I would describe myself as someone with a decent sense of humor. But I also have my limits. Rape jokes aren’t funny; jokes that make fun of horrible tragedies aren’t either. This weekend, at the taping of the Comedy Central roast of Roseanne Barr, comedian Jeffrey Ross took his jokes too far.

He walked the red carpet dressed up like Joe Paterno, escorted by two young-looking boys wearing nothing but football helmets and towels.

What? That’s not funny AT ALL.

Did Ross learn nothing from Toshgate? Did he forget in the past month that Tosh tried to tell a rape joke that failed? Yet he felt it was OK to dress like Paterno to attend this roast? Yes, you can argue that this wasn’t a rape joke, but it’s still a visual commentary on Paterno and the sex abuse scandal from Penn State.

What was Ross trying to say with his costume? Was he mocking Paterno for saying nothing? That Joe Paterno is at fault? That you don’t like that he kept silent? That you think pedophilia is funny? Are you trying to say that you’d do the very same thing and honor football over the lives/well-being of young boys?

Ross’s shocking evening didn’t stop there. Once on stage, he remarked to actor Seth Green, “Congratulations. This is actually a really big night for you.
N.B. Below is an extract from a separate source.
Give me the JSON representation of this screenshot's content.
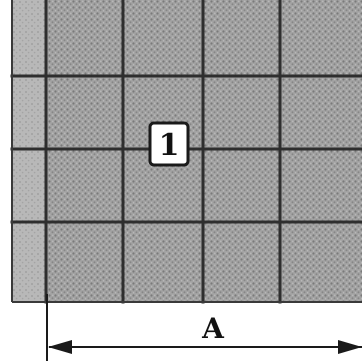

You haven’t gotten this much attention since you shot all those people in Aurora.” (Seth Green has red hair, similar to the accused shooter.)
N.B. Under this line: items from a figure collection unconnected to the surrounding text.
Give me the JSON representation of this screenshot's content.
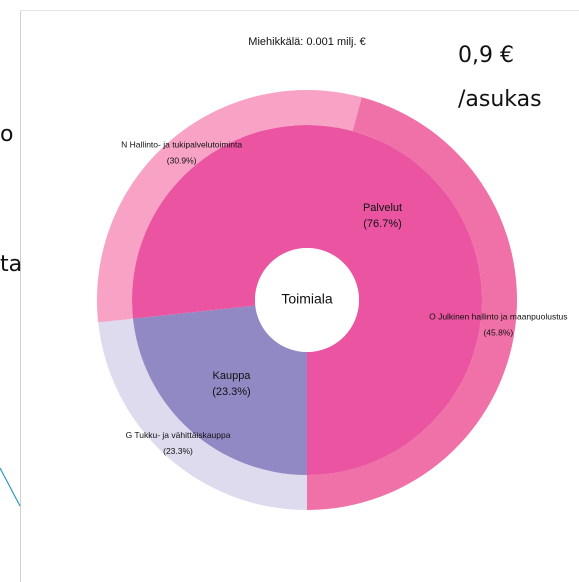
{
  "chart_data": {
    "type": "sunburst",
    "title": "Miehikkälä: 0.001 milj. €",
    "center_label": "Toimiala",
    "inner": {
      "categories": [
        "Kauppa",
        "Palvelut"
      ],
      "values": [
        23.3,
        76.7
      ],
      "value_labels": [
        "(23.3%)",
        "(76.7%)"
      ],
      "colors": [
        "#9189c4",
        "#ea54a1"
      ]
    },
    "outer": {
      "categories": [
        "G Tukku- ja vähittäiskauppa",
        "N Hallinto- ja tukipalvelutoiminta",
        "O Julkinen hallinto ja maanpuolustus"
      ],
      "values": [
        23.3,
        30.9,
        45.8
      ],
      "value_labels": [
        "(23.3%)",
        "(30.9%)",
        "(45.8%)"
      ],
      "colors": [
        "#dedbee",
        "#f8a2c6",
        "#f070a8"
      ]
    }
  },
  "overlay": {
    "per_capita_value": "0,9 €",
    "per_capita_unit": "/asukas",
    "left_fragments": [
      "o",
      "ta"
    ]
  }
}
The audience didn’t appreciate the jab, so Ross continued with “I’m kidding! You’re not like James Holmes. At least he’s doing something in a movie theater that people remember.”

Did Ross learn nothing from other comedians who’ve tried to tell similar jokes recently and failed? Dane Cook tried to tell an Aurora shooting joke recently and was met with noting but nervous laughter.

I’m all for comedians wanting to push boundaries and talk about subjects that aren’t always talked about, but when did comedy turn from talking about making up a song to a car alarm to saying that someone in that theatre would’ve been thinking “ugh, effing shoot me” 25 minutes into the movie (which is when the shooting in Aurora happened).

When did we decide that to be funny and edgy  meant making fun of tragedies, abuse, murder, and rape? Cook, Ross, and Tosh are not the only comedians to take jokes too far, and they won’t be the last. As evidenced by the woman who stood up to Tosh, comedians will “protect” their art through whatever means necessary, even if means encouraging audience members to rape someone.

Comedians, please stop with all of these jokes. If you want to be edgy, be edgy. But making a mockery of senseless murders and the abuse of hundreds of young boys isn’t the way to do it.